Но ведь он так и не закончился – впереди ещё более зловещие его проявления, чреватые полным крахом мировой денежной системы. Дело в том, что, по Фридману, экономический рост обусловлен наличием достаточных денежных запасов[11]. И продолжающие следовать его заветам США, столкнувшись с катастрофической их нехваткой, решили, образно говоря, наполнить свой мешок деньгами, попросту включив печатный станок. Но мешок, как вскоре выяснилось, оказался с прорехой, которая к тому же становилась всё шире. Решение продолжать, тем не менее, эмиссионный процесс, привело к тому, что всё больше бумажных долларов, исчисляемых многими триллионами (об обеспечении их товарной массой, конечно, не может быть и речи) стало пополнять мировые рынки, создавая здесь самые благоприятные условия для всё новых, невиданных доселе по размерам финансовых спекуляций, естественно, не имеющих к экономическому росту никакого отношения. Невольно напрашивается аналогия с признаками, обнаруживаемыми у поражённого белокровием человека, с той, пожалуй, разницей, что способы лечения страшного недуга, вроде химиотерапии, здесь просто отсутствуют. Требуются ли более убедительные свидетельства полной несостоятельности монетаризма?
– От каких-либо окончательных выводов вынуждена воздержаться, поскольку не являюсь специалистом в финансовой сфере; но, говоря откровенно, картину вы представили настолько же убедительную, насколько и удручающую. Уместно ли в таком случае вообще возвращаться к тому, с чего начиналась наша нынешняя беседа?

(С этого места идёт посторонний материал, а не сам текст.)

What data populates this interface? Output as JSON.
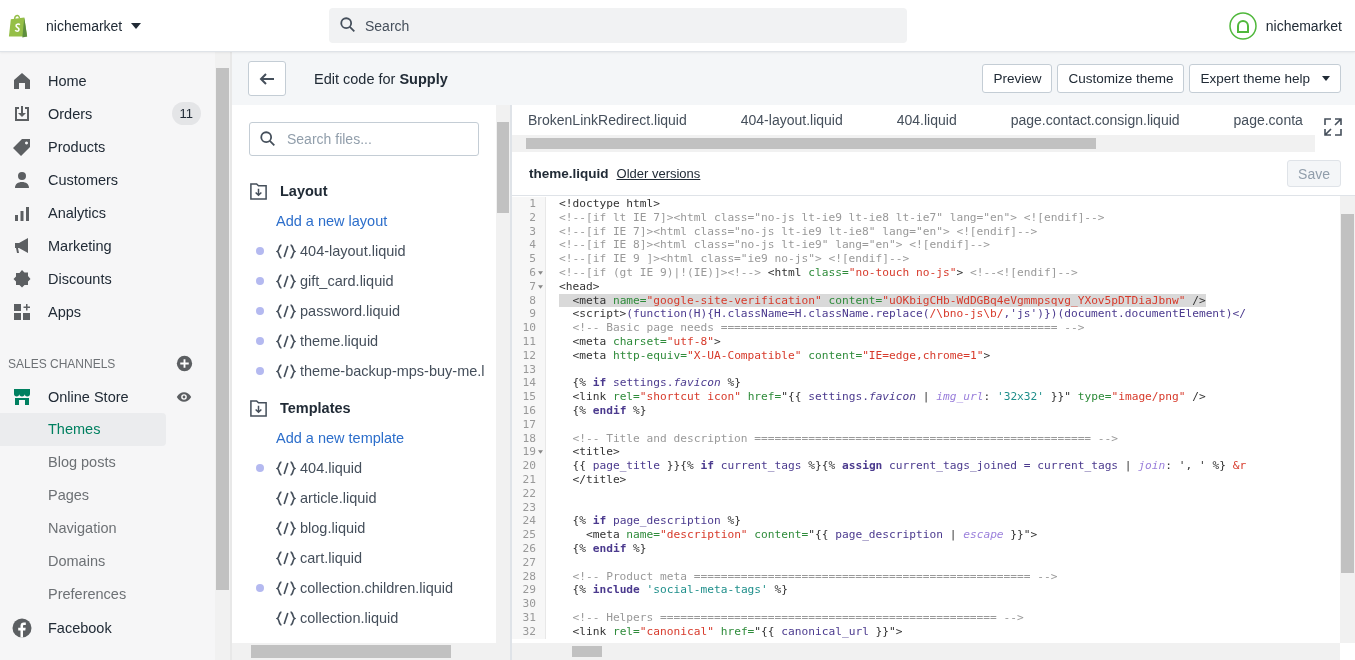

– Позиция моя, несмотря ни на что, продолжает оставаться, как вы, надеюсь, давно могли заметить, исключительно оптимистичной, потому считаю вполне оправданным возврат к вопросам, связанным, правда, уже не столько с созданием задуманного по образцу Стэнфордского промышленного парка первенцем коммерциализации науки в России, сколько с реальными возможностями российской академической науки, использование которых поможет, на мой взгляд, вывести страну из нынешнего плачевного состояния. Но это, возможно, будет предметом нашей следующей беседы.
Журнал Президиума РАН, «Энергия: экономика, техника, экология», 2012. № 5. С. 63 – 69.
Примечания:
[1] От мнимых тайн пси-функции к истинным тайнам символической реальности, № 12, 2011, С. 74.
[2] По следам одной аллегории, № 2, 2011, С. 69-70.
[3] О соблазнах ушедшего века и вызовах наступившего, № 9, 2008, С. 78 – 79.
[4] Там же, С. 79.
[5] По следам одной аллегории, С. 71.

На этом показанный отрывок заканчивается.